應付這個問題的一個工具是風險分解結構（RBS），它是一個對專案風險來源階層結構化的描述，這允許風險可以在整個專案中，以細節層次漸增的方式被描述。在最高層次上（第0層），所有風險僅僅是「專案風險」，但是這可以向下分解到第一層風險的主要來源，如技術風險、商業風險、管理風險、外部風險等，每一個主要領域都可以在第二層進一步細節化（例如技術風險可以細分為技術、性能、可靠度、界面等）。在最低層的個別風險則是在每一個特定的來源之下被描述。

Different RBS levels can then be used for different purposes. Detailed risk reporting, ownership and management can take place at the lowest level. Higher RBS levels allow groups of risks to be rolled-up and summarised for reporting, ownership and management further up the organisation. So the project safety engineer may need to know about a specific risk affecting a particular product trial (RBS Level 4), whereas the company's Chief Technical Officer may be interested in the overall level of technical risk on the project (RBS Level 1).
於是，不同的風險分解結構層級可以在不同的目的下使用，細部的風險報告、負責人、以及管理可以在最低層發生，較高的風險分解結構層級使得一群風險可以在組織的較高層級中，被組合並彙總起來報告、指派負責人、以及管理。所以，專案安全工程師可能需要知道會影響一個特別產品試用的某特定風險（RBS第四層），然而，公司的首席技術經理卻可能對專案技術風險的整體水準有興趣（RBS第一層）。

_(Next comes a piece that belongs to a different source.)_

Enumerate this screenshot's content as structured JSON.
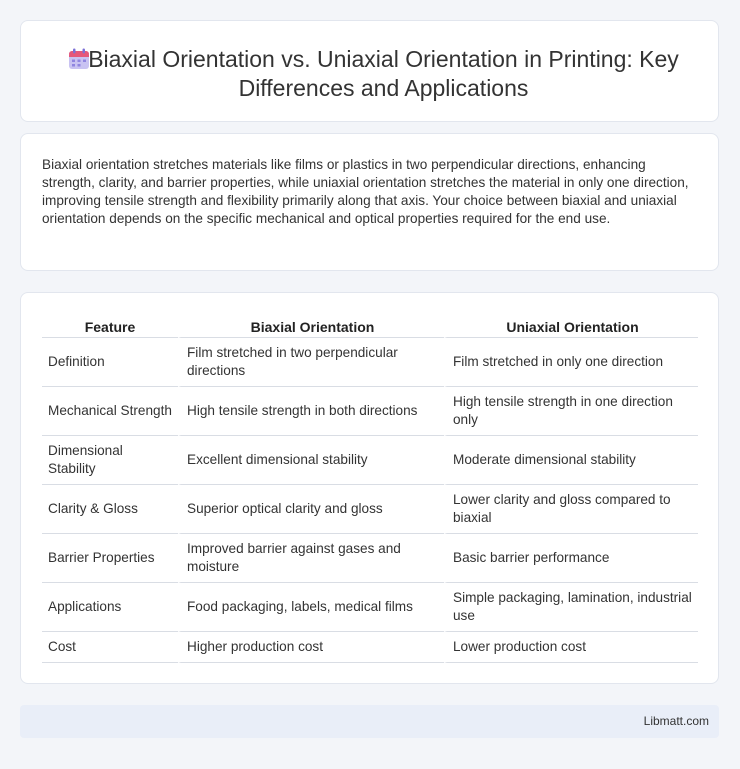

Risk descriptions at different levels of detail are useful in different ways. Instead of insisting that all risks are described at a single level which may not suit all needs, using a hierarchical RBS can provide the necessary flexibility with both high-level and more detail as appropriate.
不同細節層次的風險描述可用在許多不同方面，除了堅持所有風險要在單一層次上描述可能無法適合所有需要外，使用階層化的風險分解結構可以因為同時有高層次以及適當的細節之下，提供必要的彈性。